The root-mean-square of the divergence through the volume was 49.3 s\(^{-1}\), which corresponds to a velocity uncertainty of 0.0256 m/s (equivalent to 0.12 voxels). This good value for a tomo-PIV air experiment was probably achieved due to the measurement in a thin volume and the use of six cameras. The uncertainty level obtained is comparable to the literature [3, 25].

Preliminary results for the detection of turbulent structures are presented in Fig. 5. The middle plane of an instantaneous 3D-velocity field from tomographic PIV is plotted together with the corresponding 3D-vorticity field. The vortical detection was made by the Q-criterion, whose isolines are embedded in the plots. To enhance the visualization, only one over two vectors are displayed. As can be seen in the Fig. 5b, the isolines appear in the expected regions of high vorticity magnitude.

Fig. 5
figure 5

Comparison between an instantaneous a velocity field and its correspondent b vorticity. The color represent the third component and the black isolines are the Q-criterion for both plots

The Q-criterion [14] identifies vortices as flow regions with positive second invariant of the velocity gradient tensor, i.e., Q \(>\) 0, with the requirement of pressure in the eddy region to be lower than the ambient pressure. In this work, the additional pressure condition was not used as it is done by other researchers [6]. The Q-criterion for an incompressible flow is defined as

$$\begin{aligned} Q~=~-\frac{1}{2}\frac{\partial {u_i}}{\partial {x_j}}\frac{\partial {u_j}}{\partial {x_i}}. \end{aligned}$$
(3)

Since the tomo-PIV data from the present experiment are time resolved, 3D plots, with the third dimension being time, complement the 2D analysis, helping in the inference of turbulent structure dynamics and evolution. In favor of the vortical-structure clarification, the elimination of noise in the vortex detection was made by a robust discrete-cosine-transform filter [12] followed by a volume filtering in the labelized field.

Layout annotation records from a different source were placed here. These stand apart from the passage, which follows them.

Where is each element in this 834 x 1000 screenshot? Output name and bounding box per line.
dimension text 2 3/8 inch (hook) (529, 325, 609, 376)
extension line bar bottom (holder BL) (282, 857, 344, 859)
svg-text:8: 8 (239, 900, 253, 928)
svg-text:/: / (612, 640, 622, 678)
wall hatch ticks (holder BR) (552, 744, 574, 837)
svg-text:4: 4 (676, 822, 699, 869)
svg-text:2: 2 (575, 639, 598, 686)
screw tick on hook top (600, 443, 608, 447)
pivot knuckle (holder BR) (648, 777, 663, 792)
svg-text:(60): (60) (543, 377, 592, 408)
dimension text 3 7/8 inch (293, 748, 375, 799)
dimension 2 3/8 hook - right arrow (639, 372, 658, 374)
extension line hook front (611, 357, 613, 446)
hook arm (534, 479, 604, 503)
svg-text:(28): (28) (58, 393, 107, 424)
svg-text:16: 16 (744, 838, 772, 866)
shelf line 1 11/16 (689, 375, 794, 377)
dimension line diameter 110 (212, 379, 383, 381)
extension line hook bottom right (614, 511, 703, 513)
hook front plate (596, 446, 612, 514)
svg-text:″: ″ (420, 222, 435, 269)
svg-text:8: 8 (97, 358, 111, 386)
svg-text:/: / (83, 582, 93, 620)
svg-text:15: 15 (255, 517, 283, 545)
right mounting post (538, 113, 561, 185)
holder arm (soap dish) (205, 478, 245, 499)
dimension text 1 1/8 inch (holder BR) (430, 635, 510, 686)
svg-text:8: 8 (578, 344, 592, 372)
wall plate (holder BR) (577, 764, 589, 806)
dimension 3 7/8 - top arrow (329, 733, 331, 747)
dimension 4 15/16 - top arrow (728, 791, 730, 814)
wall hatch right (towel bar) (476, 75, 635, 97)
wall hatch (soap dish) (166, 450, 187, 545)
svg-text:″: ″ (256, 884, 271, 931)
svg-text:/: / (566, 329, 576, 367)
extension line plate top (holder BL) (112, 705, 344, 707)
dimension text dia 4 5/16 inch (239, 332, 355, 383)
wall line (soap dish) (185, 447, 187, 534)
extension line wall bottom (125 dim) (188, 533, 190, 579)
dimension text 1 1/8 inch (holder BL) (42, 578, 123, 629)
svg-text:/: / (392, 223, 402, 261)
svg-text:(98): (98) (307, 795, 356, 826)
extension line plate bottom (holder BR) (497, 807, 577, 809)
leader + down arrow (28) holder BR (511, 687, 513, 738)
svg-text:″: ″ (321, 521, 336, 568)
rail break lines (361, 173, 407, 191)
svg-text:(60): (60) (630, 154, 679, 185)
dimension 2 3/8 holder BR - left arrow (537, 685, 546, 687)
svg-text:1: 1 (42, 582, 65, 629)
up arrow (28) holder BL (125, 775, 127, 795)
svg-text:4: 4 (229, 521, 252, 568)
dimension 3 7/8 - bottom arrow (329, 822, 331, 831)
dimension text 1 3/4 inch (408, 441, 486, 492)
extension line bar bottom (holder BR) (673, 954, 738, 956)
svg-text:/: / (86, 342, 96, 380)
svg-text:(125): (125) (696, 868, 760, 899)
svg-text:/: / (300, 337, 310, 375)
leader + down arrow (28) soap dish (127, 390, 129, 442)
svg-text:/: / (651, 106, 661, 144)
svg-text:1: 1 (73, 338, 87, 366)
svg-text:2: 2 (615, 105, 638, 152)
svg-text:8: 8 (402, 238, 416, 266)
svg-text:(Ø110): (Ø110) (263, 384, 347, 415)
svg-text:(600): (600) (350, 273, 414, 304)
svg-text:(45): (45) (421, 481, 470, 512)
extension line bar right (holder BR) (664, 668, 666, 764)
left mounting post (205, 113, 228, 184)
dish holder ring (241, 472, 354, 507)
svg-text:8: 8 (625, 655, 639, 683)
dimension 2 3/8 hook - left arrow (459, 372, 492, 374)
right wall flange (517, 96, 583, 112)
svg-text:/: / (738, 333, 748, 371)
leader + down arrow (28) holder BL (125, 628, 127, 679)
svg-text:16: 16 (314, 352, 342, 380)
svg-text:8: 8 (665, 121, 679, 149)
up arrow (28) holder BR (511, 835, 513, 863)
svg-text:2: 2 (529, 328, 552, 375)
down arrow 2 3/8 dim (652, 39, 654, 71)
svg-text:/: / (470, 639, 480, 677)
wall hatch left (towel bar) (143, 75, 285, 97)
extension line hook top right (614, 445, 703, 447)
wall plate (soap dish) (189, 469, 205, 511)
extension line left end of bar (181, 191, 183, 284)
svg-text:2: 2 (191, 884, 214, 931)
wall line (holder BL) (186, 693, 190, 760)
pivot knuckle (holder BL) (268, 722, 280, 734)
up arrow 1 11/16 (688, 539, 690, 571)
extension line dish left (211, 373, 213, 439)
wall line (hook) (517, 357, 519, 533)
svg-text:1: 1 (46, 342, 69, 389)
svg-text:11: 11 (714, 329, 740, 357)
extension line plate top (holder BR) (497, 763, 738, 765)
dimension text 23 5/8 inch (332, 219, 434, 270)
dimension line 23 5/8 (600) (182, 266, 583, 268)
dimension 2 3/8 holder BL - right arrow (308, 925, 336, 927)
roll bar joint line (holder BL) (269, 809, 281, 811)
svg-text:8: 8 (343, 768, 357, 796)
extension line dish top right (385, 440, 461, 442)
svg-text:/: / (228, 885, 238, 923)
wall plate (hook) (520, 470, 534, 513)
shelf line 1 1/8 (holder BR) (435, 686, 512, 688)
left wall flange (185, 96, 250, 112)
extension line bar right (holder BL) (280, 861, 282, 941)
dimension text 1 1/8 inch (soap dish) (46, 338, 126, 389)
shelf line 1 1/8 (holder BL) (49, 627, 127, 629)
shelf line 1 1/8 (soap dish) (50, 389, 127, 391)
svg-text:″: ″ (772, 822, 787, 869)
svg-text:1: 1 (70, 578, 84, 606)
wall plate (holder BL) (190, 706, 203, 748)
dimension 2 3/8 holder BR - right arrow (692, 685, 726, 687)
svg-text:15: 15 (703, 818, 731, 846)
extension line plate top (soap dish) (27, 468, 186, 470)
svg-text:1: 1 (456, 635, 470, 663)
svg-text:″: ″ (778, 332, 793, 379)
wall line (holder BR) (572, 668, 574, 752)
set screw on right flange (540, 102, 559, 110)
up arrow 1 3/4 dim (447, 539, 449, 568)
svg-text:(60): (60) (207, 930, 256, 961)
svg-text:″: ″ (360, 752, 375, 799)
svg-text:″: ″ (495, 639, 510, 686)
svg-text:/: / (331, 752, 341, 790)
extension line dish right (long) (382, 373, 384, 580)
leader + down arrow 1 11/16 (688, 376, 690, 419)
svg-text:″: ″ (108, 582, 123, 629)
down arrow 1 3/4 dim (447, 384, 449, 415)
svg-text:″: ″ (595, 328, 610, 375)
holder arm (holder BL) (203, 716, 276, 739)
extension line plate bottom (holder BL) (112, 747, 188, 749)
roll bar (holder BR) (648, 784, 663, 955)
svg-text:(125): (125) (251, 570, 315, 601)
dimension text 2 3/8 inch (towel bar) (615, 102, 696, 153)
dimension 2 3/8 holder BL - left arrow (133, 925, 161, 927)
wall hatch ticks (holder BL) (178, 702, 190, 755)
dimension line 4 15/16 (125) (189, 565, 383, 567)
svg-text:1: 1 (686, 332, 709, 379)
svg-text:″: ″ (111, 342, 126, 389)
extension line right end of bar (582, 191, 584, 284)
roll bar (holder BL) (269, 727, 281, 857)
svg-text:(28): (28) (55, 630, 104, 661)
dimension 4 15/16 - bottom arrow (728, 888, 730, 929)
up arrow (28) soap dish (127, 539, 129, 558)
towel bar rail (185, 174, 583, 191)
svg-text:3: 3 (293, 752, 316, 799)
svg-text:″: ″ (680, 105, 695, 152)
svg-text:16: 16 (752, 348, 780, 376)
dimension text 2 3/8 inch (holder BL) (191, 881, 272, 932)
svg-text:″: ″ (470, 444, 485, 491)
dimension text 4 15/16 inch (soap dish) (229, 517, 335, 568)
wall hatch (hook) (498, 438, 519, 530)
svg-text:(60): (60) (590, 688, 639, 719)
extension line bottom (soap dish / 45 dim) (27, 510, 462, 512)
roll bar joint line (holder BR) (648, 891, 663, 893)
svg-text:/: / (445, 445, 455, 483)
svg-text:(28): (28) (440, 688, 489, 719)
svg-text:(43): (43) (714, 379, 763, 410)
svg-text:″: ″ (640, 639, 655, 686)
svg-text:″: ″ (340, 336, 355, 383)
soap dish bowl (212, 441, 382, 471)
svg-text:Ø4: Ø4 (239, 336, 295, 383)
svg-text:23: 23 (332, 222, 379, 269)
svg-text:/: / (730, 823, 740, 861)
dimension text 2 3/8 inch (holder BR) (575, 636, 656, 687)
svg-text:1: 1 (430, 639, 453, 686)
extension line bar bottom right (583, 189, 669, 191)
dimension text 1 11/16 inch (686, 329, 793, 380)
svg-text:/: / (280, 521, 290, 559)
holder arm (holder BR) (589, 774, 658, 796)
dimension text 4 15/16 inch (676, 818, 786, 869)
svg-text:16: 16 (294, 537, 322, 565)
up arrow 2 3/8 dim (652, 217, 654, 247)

The visualization of low-speed streaks together with vortical structures, before and after filtering, are displayed in the Fig. 6. From the sample results presented from this ongoing work, it is possible to identify vortices neighboring the low-speed streaks. The results, however, still do not present sufficient resolution to allow the distinction of boundary layer turbulence structures.

Fig. 6
figure 6

Interaction between low-speed streaks (in green) and turbulent vortical structures (in blue) inside a turbulent boundary layer from a raw and b filtered data

The preliminary results exposed in the present paper clearly indicate the potential of the experiment to allow a comprehensive analysis of boundary layer turbulence structures.

5 Conclusions

A tomo-PIV technique with six high-speed cameras was applied to study the unsteady character of the near-wall flow in a wind tunnel boundary layer for a momentum-thickness Reynolds number of 8000.

The cameras were carefully calibrated using a pinhole model and a modified self-calibration procedure. Due to refraction in the target, a procedure of artificial translation of target planes was necessary to minimize the errors.

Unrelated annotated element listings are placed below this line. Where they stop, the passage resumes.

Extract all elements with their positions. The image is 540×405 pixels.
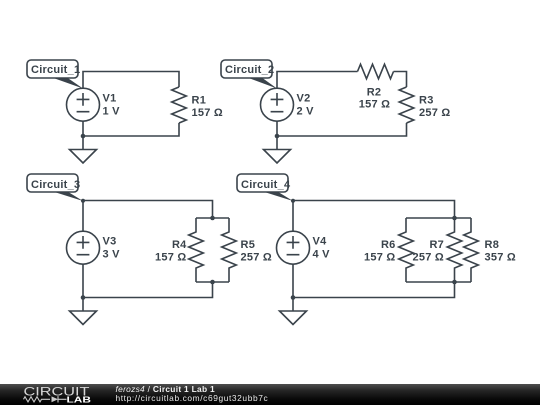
svg-text:257 Ω: 257 Ω [241, 252, 272, 264]
resistor R8 [464, 218, 479, 282]
ground (circuit 2) [264, 136, 291, 163]
wire: C4 parallel loop top [406, 217, 471, 219]
resistor R4 [189, 218, 204, 282]
wire: C2 top rail from V2 to R2 [277, 72, 358, 89]
svg-text:2 V: 2 V [297, 106, 315, 118]
net label Circuit_2 [221, 60, 277, 89]
svg-text:157 Ω: 157 Ω [192, 107, 223, 119]
node: C4 junction at V4 bottom [291, 295, 296, 300]
node: C3 top parallel junction [210, 216, 215, 221]
svg-text:Circuit_2: Circuit_2 [225, 64, 274, 76]
svg-text:R8: R8 [485, 239, 500, 251]
wire: C2 top rail from R2 to R3 [394, 72, 407, 88]
node: C3 junction at V3 bottom [81, 295, 86, 300]
resistor R1 [172, 87, 187, 123]
node: C4 top parallel junction [452, 216, 457, 221]
node: C3 bottom parallel junction [210, 280, 215, 285]
wire: C2 bottom rail from R3 to V2 [277, 121, 407, 136]
svg-text:1 V: 1 V [103, 106, 121, 118]
resistor R3 [399, 87, 414, 123]
footer bar [0, 384, 540, 405]
wire: C3 top rail from V3 to parallel node [83, 201, 213, 232]
svg-text:Circuit_1: Circuit_1 [31, 64, 80, 76]
node: C2 junction at V2 bottom [275, 134, 280, 139]
wire: C3 parallel loop top [196, 217, 229, 219]
node: C4 bottom parallel junction [452, 280, 457, 285]
wire: C3 bottom rail to V3 [83, 264, 213, 297]
resistor R6 [399, 218, 414, 282]
svg-text:157 Ω: 157 Ω [155, 252, 186, 264]
net label Circuit_4 [237, 174, 295, 203]
voltage source V2 [261, 88, 294, 121]
svg-text:257 Ω: 257 Ω [413, 252, 444, 264]
resistor R5 [222, 218, 237, 282]
svg-text:R5: R5 [241, 239, 256, 251]
svg-text:V1: V1 [103, 93, 117, 105]
wire: C4 top rail from V4 to parallel node [293, 201, 455, 232]
net label Circuit_1 [27, 60, 83, 89]
svg-text:R7: R7 [429, 239, 444, 251]
svg-text:V3: V3 [103, 236, 117, 248]
resistor R7 [447, 218, 462, 282]
svg-text:R6: R6 [381, 239, 396, 251]
svg-text:4 V: 4 V [313, 249, 331, 261]
resistor R2 [358, 64, 394, 79]
svg-text:257 Ω: 257 Ω [419, 107, 450, 119]
svg-text:157 Ω: 157 Ω [364, 252, 395, 264]
voltage source V4 [277, 231, 310, 264]
CircuitLab logo schematic: resistor zigzag [24, 397, 51, 402]
svg-text:Circuit_3: Circuit_3 [31, 179, 80, 191]
ground (circuit 4) [280, 298, 307, 325]
CircuitLab logo schematic: diode [52, 396, 59, 402]
wire: C1 bottom rail from R1 to V1 [83, 121, 179, 136]
wire: C3 parallel loop bottom [196, 281, 229, 283]
svg-text:R1: R1 [192, 95, 207, 107]
svg-text:157 Ω: 157 Ω [359, 99, 390, 111]
svg-text:3 V: 3 V [103, 249, 121, 261]
svg-text:V4: V4 [313, 236, 328, 248]
svg-text:R3: R3 [419, 95, 434, 107]
net label Circuit_3 [27, 174, 85, 203]
ground (circuit 3) [70, 298, 97, 325]
ground (circuit 1) [70, 136, 97, 163]
voltage source V3 [67, 231, 100, 264]
voltage source V1 [67, 88, 100, 121]
svg-text:V2: V2 [297, 93, 311, 105]
wire: C1 top rail from V1 to R1 [83, 72, 179, 89]
svg-text:357 Ω: 357 Ω [485, 252, 516, 264]
svg-text:LAB: LAB [67, 395, 92, 405]
svg-text:Circuit_4: Circuit_4 [241, 179, 291, 191]
wire: C4 bottom rail to V4 [293, 264, 455, 297]
node: C1 junction at V1 bottom [81, 134, 86, 139]
svg-text:http://circuitlab.com/c69gut32: http://circuitlab.com/c69gut32ubb7c [116, 393, 269, 403]
svg-text:R4: R4 [172, 239, 187, 251]
wire: C4 parallel loop bottom [406, 281, 471, 283]
svg-text:R2: R2 [367, 87, 382, 99]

The optimization of the image preprocessing and the volume reconstruction was successfully performed. The vector fields generated from BIMART reconstructed volumes resulted in low measurement errors, which were estimated by the velocity-fluctuation divergence.

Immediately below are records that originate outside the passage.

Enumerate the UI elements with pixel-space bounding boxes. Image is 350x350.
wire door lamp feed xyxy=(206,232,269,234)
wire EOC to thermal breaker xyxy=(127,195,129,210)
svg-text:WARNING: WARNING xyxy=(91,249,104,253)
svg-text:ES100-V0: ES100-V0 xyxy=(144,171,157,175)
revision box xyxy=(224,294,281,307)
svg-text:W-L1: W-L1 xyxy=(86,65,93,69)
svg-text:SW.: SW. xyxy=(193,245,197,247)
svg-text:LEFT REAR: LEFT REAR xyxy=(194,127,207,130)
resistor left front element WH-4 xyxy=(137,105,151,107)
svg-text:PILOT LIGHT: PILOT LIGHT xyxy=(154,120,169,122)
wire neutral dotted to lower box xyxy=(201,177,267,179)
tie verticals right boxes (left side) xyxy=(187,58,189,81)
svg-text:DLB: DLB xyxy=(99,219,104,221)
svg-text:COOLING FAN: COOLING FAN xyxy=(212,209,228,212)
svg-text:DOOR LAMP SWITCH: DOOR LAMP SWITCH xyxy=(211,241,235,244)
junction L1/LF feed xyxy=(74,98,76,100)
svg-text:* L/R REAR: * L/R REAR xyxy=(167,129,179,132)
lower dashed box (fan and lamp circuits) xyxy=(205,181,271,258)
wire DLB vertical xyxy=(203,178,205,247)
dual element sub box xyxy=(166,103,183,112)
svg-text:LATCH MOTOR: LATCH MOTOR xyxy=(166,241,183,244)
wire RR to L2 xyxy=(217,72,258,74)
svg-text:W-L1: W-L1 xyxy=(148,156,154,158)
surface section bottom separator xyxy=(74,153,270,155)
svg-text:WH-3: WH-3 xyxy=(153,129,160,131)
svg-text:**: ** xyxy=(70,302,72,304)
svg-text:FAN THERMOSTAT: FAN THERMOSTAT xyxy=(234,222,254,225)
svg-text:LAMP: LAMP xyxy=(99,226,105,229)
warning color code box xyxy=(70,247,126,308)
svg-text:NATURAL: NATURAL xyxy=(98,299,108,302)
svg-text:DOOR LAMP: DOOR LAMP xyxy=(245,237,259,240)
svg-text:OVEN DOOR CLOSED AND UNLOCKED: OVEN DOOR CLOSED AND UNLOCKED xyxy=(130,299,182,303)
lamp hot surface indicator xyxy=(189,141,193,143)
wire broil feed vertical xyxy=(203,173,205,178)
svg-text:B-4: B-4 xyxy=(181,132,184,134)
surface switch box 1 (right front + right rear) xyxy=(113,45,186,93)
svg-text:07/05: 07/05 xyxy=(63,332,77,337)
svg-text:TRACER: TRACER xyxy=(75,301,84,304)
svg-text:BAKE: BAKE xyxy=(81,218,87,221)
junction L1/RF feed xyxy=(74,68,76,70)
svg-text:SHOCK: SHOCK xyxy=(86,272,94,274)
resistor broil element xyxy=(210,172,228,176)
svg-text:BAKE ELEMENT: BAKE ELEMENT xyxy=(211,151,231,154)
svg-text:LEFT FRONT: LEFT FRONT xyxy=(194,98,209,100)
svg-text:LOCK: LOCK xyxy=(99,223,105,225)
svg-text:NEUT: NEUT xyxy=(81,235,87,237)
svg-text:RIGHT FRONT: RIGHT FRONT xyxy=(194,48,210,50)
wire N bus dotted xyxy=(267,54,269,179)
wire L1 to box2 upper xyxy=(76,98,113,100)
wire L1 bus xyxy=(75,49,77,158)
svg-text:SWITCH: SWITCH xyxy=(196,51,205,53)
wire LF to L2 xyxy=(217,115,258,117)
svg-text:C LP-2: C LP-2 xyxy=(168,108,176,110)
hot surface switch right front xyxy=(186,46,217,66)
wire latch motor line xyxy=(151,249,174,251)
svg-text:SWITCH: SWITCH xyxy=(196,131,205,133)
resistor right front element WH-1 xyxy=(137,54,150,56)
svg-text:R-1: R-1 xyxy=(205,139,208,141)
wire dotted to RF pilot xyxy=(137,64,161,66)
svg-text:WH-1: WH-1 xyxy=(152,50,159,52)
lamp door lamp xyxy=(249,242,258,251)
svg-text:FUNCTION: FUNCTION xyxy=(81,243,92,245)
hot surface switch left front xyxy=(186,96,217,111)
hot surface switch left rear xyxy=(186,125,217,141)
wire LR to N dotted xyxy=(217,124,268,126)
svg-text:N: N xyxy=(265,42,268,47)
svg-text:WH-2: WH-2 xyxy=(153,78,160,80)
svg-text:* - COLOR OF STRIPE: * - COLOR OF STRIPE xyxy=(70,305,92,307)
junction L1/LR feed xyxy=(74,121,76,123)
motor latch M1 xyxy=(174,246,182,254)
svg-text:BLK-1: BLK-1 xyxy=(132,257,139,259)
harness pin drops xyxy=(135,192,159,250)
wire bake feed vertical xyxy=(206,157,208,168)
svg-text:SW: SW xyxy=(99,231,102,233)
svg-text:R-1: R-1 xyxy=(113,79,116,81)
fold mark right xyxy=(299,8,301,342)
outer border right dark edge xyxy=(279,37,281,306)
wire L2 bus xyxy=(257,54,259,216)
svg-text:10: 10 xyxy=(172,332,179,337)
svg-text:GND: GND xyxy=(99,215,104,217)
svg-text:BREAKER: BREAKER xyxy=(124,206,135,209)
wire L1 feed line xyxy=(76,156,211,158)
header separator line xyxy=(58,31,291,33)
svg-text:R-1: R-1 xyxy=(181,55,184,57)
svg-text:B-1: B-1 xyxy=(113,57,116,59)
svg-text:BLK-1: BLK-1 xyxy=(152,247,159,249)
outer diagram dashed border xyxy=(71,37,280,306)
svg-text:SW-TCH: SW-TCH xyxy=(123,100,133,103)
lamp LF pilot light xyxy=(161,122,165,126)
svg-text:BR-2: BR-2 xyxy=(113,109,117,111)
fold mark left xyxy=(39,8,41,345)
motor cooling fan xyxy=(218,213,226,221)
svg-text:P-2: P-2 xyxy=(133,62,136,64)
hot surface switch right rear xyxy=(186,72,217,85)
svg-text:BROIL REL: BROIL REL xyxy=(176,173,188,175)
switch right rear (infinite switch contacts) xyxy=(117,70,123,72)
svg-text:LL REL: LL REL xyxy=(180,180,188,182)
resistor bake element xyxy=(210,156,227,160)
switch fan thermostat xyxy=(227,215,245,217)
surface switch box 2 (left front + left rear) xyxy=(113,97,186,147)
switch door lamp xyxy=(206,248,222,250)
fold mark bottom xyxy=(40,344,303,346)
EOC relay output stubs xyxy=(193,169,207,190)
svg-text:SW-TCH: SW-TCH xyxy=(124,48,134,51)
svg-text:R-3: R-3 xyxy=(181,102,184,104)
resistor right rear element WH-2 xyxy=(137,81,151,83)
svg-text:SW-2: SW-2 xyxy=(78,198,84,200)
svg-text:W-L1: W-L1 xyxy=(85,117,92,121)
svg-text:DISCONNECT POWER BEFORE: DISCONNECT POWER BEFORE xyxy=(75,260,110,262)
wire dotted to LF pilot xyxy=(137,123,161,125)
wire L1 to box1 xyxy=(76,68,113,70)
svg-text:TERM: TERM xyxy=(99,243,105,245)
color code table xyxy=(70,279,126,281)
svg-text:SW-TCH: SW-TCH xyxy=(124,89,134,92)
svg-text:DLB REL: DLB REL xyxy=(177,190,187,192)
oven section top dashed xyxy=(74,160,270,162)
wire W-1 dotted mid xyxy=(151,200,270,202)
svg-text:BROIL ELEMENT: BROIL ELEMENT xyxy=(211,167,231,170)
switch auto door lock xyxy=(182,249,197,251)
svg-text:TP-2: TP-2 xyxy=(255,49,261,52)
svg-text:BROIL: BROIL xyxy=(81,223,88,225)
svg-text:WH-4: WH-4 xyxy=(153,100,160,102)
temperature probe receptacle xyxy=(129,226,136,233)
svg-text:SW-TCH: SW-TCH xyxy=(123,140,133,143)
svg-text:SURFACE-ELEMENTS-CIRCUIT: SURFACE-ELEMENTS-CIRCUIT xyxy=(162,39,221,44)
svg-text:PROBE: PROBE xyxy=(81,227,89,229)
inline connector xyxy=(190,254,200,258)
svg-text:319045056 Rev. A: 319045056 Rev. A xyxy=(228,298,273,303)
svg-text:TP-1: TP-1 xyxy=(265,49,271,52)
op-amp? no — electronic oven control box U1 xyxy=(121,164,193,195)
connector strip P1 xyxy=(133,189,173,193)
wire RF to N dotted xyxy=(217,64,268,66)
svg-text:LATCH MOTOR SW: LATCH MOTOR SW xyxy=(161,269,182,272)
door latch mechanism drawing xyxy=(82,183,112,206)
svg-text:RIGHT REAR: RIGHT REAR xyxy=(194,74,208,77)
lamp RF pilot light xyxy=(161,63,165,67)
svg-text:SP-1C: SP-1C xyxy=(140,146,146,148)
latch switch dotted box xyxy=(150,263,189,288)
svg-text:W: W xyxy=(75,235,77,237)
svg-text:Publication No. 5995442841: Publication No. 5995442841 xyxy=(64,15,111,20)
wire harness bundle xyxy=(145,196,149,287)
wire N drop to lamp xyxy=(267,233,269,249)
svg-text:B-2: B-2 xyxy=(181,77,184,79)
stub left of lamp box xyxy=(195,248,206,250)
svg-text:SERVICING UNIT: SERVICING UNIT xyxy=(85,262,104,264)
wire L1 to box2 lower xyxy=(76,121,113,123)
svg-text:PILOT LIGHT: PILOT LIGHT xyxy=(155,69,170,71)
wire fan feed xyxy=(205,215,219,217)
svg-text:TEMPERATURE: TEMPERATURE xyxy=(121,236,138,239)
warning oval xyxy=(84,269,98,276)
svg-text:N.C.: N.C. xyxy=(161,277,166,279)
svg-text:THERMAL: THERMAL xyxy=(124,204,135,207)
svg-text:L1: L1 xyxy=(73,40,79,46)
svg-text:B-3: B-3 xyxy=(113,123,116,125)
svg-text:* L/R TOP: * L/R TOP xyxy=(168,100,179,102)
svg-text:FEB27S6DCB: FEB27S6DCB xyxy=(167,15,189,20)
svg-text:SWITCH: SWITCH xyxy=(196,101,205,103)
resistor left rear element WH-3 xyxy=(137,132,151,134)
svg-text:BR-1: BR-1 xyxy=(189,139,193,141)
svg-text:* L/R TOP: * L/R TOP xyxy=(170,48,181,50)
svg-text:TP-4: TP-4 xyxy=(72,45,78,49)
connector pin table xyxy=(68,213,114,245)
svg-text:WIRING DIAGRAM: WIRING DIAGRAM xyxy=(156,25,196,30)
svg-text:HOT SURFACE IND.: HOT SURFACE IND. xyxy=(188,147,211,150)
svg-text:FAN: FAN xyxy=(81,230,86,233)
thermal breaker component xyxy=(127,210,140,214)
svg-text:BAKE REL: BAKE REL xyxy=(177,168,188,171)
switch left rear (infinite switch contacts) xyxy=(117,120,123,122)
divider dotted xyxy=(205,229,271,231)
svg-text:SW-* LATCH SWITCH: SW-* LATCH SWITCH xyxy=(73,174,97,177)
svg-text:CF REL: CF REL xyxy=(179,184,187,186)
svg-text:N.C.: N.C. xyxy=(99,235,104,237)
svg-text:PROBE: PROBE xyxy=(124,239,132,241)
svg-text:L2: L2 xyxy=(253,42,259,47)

Turbulence statistics from over 8600 vector fields were presented. An excellent agreement between tomographic PIV and hot-wire anemometer data is observed in terms of velocity profiles and turbulent fluctuations. Also, the experimental data match theoretical curves, which reveals that the recording time was sufficient to obtain converged statistics.

The probability density functions of the velocity fluctuations from the tomo-PIV method were also compared against the hot-wire anemometer showing good agreement.

Preliminary vortex detection results were demonstrated in terms of vorticity and Q-criterion, which allow the identification of some vortices interacting with low-speed streaks in the wall boundary layer. Nevertheless, an accurate identification of turbulent structures was not yet achieved and is an ongoing work.